Para finalizar, gostaria de destacar alguns pontos e comentar a relação do Santo com o Islã, que realmente é uma maravilha e nos leva ao intrigante, importante, polifacético e misterioso "Khidr" ou al-Khadir (ٱلْخَضِر). O Khidr, ou "O homem de verde", é considerado pelo Islã como um dos verdadeiros profetas ou dos profetas imortais, também conhecido como o "afrād", ou "aquele que recebe a iluminação direta de Deus sem intervenção humana". Há quem diga que Khidr é um título, outros um epíteto, o que demonstra certa confusão quanto ao termo. Costuma-se comentar que o próprio São Jorge é identificado com a versão de Elias e com o sobrenome "o caminhante eterno", proveniente do mito do "judeu errante", que a tradição sufista vincula precisamente à viagem noturna do profeta ou ao miraŷ. Como referência fácil de consulta, deveríamos destacar a Surata XVIII do Alcorão, onde ele acompanha o próprio Moisés em sua busca pela verdade. Além disso, para adicionar maior complexidade a essa figura, ela pode ser relacionada ao mito de Gilgamesh e ao próprio Alexandre, o Grande, até mesmo como campeão de Deus no Apocalipse. Dentro do sufismo, há quem vá ainda mais longe, vinculando essas duas celebridades do mito e da história como uma mesma alma viajante que tem passado de corpo em corpo até chegar ao próprio São Jorge, sendo, na verdade, a mesma pessoa. E é interessante destacar esse vínculo histórico-cultural que mergulha suas raízes na Suméria, nos primórdios da Mesopotâmia, e como passa desses povos para os persas, gregos, romanos e, com a chegada dos árabes às províncias do Levante após as conquistas do século VII d.C., ao próprio Islã, em um exercício de sincretismo espetacular.

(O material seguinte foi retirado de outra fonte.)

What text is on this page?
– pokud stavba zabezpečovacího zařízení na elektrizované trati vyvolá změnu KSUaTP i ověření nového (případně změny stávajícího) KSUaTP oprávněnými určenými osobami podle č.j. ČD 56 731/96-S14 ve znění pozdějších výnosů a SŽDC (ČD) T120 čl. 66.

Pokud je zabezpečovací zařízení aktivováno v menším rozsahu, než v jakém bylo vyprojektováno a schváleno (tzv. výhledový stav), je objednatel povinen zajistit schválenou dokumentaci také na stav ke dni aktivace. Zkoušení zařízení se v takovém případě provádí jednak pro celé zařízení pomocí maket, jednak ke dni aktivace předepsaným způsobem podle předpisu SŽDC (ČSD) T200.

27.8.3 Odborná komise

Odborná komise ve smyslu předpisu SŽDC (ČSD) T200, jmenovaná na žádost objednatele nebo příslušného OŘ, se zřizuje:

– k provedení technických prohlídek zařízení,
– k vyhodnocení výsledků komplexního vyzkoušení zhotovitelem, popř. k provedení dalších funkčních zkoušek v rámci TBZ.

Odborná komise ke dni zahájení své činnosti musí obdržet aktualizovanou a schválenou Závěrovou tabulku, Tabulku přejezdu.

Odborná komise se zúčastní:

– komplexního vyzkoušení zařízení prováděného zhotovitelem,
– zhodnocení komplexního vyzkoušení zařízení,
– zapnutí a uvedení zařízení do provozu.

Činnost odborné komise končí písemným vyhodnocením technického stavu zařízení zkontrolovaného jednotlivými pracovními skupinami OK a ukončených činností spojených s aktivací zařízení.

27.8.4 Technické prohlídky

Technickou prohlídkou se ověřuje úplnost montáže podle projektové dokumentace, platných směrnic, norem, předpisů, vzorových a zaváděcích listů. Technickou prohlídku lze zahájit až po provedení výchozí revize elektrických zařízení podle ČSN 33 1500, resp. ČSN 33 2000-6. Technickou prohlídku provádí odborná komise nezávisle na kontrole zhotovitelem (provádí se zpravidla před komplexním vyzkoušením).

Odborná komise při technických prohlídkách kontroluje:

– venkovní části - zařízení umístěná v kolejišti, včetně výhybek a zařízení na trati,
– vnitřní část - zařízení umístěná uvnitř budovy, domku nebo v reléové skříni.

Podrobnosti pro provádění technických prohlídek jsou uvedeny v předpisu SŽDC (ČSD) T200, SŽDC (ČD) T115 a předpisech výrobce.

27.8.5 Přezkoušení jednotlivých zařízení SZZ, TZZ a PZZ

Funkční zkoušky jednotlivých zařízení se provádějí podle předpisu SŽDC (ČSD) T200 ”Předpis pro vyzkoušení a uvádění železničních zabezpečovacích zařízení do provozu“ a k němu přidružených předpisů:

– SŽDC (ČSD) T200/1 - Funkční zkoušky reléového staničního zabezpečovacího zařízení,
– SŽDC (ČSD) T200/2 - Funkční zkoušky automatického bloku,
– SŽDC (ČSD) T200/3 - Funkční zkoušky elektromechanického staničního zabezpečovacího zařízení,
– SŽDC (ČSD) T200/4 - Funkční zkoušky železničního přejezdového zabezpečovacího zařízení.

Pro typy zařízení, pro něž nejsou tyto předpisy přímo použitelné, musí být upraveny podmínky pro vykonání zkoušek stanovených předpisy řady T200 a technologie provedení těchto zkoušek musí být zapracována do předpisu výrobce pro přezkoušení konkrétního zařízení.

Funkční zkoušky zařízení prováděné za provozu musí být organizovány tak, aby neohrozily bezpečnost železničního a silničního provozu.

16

É precisamente um personagem tão singular que, na Igreja de São Jorge (كنيسة القديس جاورجيوس), de construção cristã ortodoxa bizantina, no vilarejo de Burquin, na Palestina, até hoje não só entram fiéis cristãos (católicos, ortodoxos e coptas), mas também muçulmanos para mostrar seu respeito e adoração ao santo, que para eles é Al-Khidr. Independentemente de sua origem, seja real ou imaginária, pagã ou cristã, não há dúvida de que ele condensa elementos de 2.500 anos de nossa história, ligando-nos a pessoas de base cultural judaico-cristã, muçulmana e outras, através de mitos e histórias que muitas vezes são compartilhados. Hoje em dia, ele adquire uma nova evolução e volta a se fundir com outros elementos culturais, como o Dia do Livro, provocando uma explosão de alegria e belezas muito autênticas. Não posso deixar de me surpreender com a vitalidade e genialidade do mundo mediterrâneo e do Oriente Próximo, tão próximos e ao mesmo tempo, às vezes, tão distantes, desde sua antiguidade clássica até os dias atuais.